Building low on both sides of the road
The reason why the hotel consists of two leaning towers is due to its location. The north road is highly important for the traffic in and out of the conference center and could not be closed. The planned 44,000m2 hotel could not fit on either side on the northern road, so it had to be situated on both. The problem with putting two large towers opposite each other was that half of the rooms would have a view of the other tower. It was decided to make them lean away from each other, ensuring a much better view of the beautiful Ørestad and surroundings. Due to low-altitude air traffic this close to Copenhagen airport, there was also a vertical restriction of some 77 meters above sea level that ruled out the possibility of solving spatial problems by merely building a skyscraper.
Saved by 3D modeling
“We would not have been able to do this highly complex structure without Tekla Structures,” says Kaare K.B. Dahl, project manager of the Bella Hotel at Ramboll Denmark. “When a structure of this nature is designed, it is impossible to get a good grasp of it without a 3D model to review. Amongst many other things, the model was extensively used for deciding and understanding how the supporting structure would transfer the vast forces to the foundation.” The use of the model spanned over many aspects and participants throughout the process, involving the architect, steel and concrete fabricators, and contractors.

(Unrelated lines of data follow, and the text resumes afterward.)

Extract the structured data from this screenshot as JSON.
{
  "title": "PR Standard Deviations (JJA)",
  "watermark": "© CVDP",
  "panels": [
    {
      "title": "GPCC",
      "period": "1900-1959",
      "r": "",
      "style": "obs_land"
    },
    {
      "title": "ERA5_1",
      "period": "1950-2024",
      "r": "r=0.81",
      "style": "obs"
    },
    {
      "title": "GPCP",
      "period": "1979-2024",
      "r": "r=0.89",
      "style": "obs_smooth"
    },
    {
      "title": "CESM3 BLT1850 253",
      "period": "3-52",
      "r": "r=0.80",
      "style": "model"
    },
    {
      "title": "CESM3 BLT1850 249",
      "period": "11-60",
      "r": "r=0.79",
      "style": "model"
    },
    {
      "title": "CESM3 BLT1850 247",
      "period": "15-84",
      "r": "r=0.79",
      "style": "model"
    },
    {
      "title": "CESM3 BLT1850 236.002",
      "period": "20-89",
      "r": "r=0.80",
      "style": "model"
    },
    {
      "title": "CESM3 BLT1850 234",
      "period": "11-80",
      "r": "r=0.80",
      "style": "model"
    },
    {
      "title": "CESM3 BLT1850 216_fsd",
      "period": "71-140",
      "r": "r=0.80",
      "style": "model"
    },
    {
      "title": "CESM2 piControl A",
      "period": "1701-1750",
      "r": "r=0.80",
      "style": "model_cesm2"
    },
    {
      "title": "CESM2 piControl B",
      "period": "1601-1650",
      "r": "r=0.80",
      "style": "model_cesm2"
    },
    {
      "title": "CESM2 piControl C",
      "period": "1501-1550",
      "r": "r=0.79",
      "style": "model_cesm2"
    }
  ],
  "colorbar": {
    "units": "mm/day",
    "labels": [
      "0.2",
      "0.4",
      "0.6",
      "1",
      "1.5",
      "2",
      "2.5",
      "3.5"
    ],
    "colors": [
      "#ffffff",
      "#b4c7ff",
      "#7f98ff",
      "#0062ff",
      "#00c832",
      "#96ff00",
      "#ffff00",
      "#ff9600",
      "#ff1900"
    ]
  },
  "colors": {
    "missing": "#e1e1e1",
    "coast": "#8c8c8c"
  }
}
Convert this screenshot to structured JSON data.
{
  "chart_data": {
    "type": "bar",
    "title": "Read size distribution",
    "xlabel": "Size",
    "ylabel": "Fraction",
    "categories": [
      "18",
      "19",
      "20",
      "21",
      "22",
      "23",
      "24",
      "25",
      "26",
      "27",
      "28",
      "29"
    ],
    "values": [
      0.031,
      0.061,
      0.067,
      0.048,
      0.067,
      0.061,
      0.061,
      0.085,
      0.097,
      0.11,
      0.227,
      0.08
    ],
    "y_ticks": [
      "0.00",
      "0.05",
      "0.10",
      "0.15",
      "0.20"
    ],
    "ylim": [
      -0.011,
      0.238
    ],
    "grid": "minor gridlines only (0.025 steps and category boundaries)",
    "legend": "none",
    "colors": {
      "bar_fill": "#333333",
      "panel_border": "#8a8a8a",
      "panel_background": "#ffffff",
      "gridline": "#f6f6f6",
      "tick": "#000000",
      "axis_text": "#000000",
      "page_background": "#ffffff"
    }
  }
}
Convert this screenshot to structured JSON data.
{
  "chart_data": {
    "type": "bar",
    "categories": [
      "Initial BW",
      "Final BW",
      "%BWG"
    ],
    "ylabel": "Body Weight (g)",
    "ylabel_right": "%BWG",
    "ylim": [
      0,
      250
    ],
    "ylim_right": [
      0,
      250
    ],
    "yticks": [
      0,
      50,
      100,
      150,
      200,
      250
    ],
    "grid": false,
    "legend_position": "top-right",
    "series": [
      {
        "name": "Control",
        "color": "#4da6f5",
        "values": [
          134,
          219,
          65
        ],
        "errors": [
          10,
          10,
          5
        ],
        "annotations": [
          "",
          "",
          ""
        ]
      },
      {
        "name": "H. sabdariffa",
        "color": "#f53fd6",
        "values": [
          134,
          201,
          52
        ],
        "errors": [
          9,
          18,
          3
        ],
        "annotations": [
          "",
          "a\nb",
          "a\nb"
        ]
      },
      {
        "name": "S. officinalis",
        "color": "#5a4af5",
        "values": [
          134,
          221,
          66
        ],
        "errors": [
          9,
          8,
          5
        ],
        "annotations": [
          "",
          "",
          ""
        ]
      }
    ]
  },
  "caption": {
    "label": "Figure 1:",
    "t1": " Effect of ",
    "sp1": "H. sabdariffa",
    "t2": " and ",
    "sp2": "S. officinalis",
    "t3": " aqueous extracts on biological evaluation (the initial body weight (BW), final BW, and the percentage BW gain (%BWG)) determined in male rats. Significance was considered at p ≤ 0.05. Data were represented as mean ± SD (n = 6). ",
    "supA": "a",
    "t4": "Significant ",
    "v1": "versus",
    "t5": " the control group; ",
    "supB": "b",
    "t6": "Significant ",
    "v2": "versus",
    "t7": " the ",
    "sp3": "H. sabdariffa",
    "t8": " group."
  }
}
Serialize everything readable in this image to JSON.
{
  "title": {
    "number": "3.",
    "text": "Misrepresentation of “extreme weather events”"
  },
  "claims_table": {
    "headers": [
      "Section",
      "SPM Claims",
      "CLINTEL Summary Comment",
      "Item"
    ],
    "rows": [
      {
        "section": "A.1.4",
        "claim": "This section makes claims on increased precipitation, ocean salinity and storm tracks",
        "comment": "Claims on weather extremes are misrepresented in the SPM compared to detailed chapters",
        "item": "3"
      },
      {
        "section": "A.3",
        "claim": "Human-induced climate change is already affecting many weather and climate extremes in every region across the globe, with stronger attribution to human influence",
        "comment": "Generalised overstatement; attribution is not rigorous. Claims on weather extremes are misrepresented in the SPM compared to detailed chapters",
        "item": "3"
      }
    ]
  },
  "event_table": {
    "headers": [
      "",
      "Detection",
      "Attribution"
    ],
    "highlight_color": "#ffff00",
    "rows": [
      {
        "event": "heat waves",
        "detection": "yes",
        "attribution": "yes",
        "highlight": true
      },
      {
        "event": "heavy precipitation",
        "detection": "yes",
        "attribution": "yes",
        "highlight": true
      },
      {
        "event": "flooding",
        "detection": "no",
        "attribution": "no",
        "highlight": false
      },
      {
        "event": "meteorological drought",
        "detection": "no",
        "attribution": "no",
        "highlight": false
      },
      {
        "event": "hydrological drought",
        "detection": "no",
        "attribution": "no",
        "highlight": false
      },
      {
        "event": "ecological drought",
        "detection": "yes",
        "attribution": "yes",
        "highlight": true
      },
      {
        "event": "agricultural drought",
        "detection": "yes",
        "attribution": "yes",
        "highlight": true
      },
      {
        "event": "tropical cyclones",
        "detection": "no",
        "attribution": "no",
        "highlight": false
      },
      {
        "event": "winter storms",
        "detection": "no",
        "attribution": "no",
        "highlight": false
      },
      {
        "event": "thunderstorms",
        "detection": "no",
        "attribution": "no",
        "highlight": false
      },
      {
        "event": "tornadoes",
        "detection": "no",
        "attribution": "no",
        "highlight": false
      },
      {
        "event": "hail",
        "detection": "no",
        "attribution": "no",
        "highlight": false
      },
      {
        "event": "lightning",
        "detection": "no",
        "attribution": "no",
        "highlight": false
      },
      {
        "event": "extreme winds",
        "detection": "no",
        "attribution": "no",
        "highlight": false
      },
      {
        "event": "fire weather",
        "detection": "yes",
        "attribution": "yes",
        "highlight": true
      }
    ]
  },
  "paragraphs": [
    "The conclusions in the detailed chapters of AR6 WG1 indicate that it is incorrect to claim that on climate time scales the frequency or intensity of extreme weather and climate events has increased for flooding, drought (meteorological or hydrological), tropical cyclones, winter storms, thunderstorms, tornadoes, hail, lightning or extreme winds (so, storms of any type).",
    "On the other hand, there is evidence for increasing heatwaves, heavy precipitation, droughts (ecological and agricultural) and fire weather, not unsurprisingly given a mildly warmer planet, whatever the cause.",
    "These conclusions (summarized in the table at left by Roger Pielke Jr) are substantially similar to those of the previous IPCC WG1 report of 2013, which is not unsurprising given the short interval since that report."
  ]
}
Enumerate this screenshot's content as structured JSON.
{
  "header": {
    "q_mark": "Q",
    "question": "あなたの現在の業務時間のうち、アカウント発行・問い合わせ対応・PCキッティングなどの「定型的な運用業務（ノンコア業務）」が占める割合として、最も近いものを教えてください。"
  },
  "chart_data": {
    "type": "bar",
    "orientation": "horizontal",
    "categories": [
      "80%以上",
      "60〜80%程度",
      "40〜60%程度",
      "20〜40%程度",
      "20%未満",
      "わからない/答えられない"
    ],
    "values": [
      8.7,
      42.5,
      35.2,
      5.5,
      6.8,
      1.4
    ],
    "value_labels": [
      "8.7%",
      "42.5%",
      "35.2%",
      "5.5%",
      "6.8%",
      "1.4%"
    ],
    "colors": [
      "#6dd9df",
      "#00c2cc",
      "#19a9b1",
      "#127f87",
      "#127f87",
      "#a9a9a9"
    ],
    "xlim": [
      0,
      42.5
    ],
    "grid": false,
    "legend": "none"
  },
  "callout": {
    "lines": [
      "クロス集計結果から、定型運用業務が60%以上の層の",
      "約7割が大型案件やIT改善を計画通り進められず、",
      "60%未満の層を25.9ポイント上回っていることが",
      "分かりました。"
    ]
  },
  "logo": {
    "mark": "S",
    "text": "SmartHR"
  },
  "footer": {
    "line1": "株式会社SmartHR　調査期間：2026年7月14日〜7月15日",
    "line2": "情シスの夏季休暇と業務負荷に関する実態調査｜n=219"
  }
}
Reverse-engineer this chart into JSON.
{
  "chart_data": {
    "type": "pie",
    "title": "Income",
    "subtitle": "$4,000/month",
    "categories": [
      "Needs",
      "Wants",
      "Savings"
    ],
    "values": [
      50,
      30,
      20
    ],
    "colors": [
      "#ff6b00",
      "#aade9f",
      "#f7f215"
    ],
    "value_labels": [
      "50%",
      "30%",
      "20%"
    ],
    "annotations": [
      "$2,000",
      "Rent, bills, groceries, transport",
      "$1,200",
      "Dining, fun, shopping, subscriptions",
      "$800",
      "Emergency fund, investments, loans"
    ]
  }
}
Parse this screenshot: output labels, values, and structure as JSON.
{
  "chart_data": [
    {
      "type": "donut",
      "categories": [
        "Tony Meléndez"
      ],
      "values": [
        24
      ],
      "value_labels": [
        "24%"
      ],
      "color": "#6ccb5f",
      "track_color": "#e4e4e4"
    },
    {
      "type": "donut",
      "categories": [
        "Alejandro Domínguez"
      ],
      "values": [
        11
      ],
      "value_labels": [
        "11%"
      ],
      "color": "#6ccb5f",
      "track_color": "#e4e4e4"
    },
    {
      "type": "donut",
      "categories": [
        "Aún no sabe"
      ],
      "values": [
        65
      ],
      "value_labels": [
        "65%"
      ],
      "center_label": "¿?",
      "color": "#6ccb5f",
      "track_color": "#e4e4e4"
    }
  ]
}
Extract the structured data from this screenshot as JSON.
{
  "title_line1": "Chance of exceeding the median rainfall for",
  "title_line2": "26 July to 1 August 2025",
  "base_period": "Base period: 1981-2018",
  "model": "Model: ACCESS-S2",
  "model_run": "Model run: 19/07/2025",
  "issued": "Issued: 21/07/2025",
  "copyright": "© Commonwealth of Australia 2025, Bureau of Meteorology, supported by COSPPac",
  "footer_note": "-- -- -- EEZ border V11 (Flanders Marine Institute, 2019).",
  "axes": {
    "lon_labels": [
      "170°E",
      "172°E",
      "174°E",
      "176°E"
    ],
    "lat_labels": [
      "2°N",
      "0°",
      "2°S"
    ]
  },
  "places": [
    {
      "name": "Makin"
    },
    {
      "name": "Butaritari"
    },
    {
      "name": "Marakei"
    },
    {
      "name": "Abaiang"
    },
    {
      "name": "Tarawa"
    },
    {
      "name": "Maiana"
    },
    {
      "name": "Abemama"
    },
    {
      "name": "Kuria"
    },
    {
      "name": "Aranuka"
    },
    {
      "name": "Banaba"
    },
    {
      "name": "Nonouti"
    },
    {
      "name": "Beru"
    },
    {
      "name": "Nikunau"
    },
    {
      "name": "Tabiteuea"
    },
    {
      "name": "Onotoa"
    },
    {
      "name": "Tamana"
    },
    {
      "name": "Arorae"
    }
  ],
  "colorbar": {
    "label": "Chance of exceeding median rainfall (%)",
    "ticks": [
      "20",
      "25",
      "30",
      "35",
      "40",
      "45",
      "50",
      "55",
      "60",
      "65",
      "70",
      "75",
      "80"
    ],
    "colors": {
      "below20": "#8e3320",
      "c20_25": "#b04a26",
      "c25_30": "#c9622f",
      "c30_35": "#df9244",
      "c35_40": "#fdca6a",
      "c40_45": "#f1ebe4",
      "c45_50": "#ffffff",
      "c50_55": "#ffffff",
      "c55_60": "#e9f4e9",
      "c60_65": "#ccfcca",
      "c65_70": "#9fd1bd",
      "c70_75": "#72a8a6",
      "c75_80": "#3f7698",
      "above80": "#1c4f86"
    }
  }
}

Construction is all about communication
“Construction is all about communication, and Tekla Structures is a great tool for that,” says Kaare K. B. Dahl. The above-ground level of the Bella Hotel’s concrete structure consists entirely of prefabricated elements, made by one of the largest Danish precasters, Tinglev elementfabrik.
Kristian T Knudsen, head of development at Tinglev, explains: “Having the Tekla model has been a great advantage to us. It’s been much easier to understand this highly complex structure, and it is most probable that by using this technology we have avoided many errors.”
New way of working with reinforced concrete
The strains on the leaning structure were unprecedented and called for a new way of creating load bearing concrete structures and reinforcement. “The reinforcement needed for ensuring the stability and transferring of forces in this project is like nothing we have ever done before, and something that would have been very difficult to communicate on a drawing. Being able to model reinforcement in Tekla helped us to communicate its exact positioning to the contractor,” says Kaare K. B. Dahl.
Bo Johansen, project manager for the main contractor NCC concurs: “Using the model on site has been a big advantage for us in this project. Communication with the other players is considerably more intuitive and fast than what we are used to, leaving little room for any misunderstandings that can easily occur in this kind of project.”
NCC has a well defined BIM strategy, and the company has already purchased Tekla Structures licenses. “Even though the use of the Tekla model on site has been very favorable to us, it is only the ‘tip of the iceberg’. There is so much potential in the Tekla BIM, and we are very excited about those prospects, especially because it will make our lives easier and our business more profitable,” says Bo Johansen.
Another strength of Tekla, namely the ability to handle very large models, also came in handy. “Bella Hotel was a very big model with a lot of information, and it is highly important to us to be able to work with the models in a quick and reliable way,” says Kaare K. B. Dahl.
“Tekla is proud to cooperate in many groundbreaking structures all over the world. To see this kind of project take place in Denmark is fantastic, and shows that our technology is making our customers more confident in taking on highly challenging projects. As Tekla Structures is developed in Finland, the leading BIM-country in the world, our range of software can actually offer even more functionality than is used in the Bella Hotel project. It is thrilling to see how the Danish market is beginning to take advantage of the tools and experience we can offer to improve the opportunities and profitability of the Danish construction business,” says Martin Birk, Director of Tekla Denmark.